The Puritan Paradox is this. If you decide that money and consumption does not bring happiness, you will become rich. This is because wealth comes from hard work and thrift. Wealth is merely a byproduct of living what the Puritans considered a godly life. As an atheist, I would simply say that wealth is the byproduct of living a rational and virtuous life. By focusing on wealth as a means to consume, you are unlikely to have it or keep it. But if you focus on work for its own sake and eschew the hedonic lifestyle of consumerism, you will be wealthy. But it won't matter to you whether you are rich or not.

The Puritan work ethic is what has made the USA such a rich country. The idea that it was greed just doesn't hold. Greed is the undoing of this nation as I define greed in terms not of savings but consumption. It wasn't Scrooge who was the greedy bastard but all those consumers wanting to spend his money that he saved by not consuming. Charles Dickens should be resurrected and skullfucked to death for writing such stupid shit as that story. If you doubt this, recall all that holiday cheer you felt at the mall as you fought with other people to buy a bunch of shit for other people knowing you would still be paying for it on your credit cards in May of the following year as the gift you bought lies in some closet collecting dust.

Wealth is merely the means of sustaining one's rational activities. Cows eat grass, so they can later create manure and other cows. But mostly they eat grass, so they can stay alive to eat more grass. At some point, they become steak. People are like those cows consuming and working in order to consume more. But there are those rare people who create and simply want to create more. Like the cows, they eat, but they consume in order to keep doing what makes life worth living which is creation. In short, they work in order to keep working. This virtuous cycle brings happiness. It is beyond just eating grass. This is what it means to be autotelic.

The lie is that there is something higher and better than work. This lie is known as hedonism.

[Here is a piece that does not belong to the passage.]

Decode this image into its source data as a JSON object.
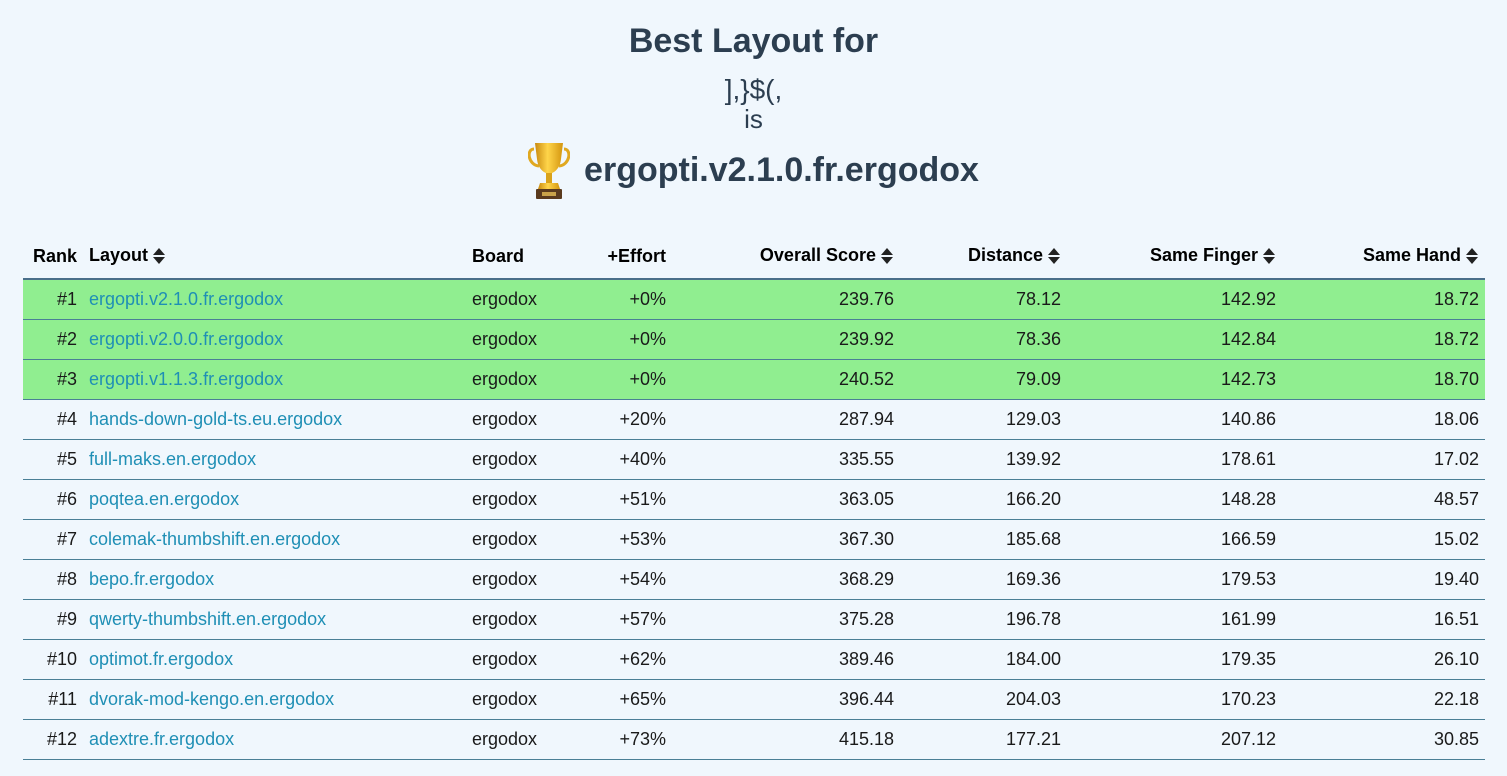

This is why work is always describe by these people in terms of austerity, deprivation, depravity, and insanity. Work is treated as a vice while leisure is held up as a virtue. I disagree. I think leisure is the vice while work is the virtue. Work is self-sustaining. Leisure is not. Work leads to wealth, health, and well being. Leisure leads to poverty, illness, and despair. And the biggest bit of PR for this hedonism is calling it "family time." It is all done for the sake of the family. What a load of shit. I will explode this in my next piece on this subject called "Leisure Nation."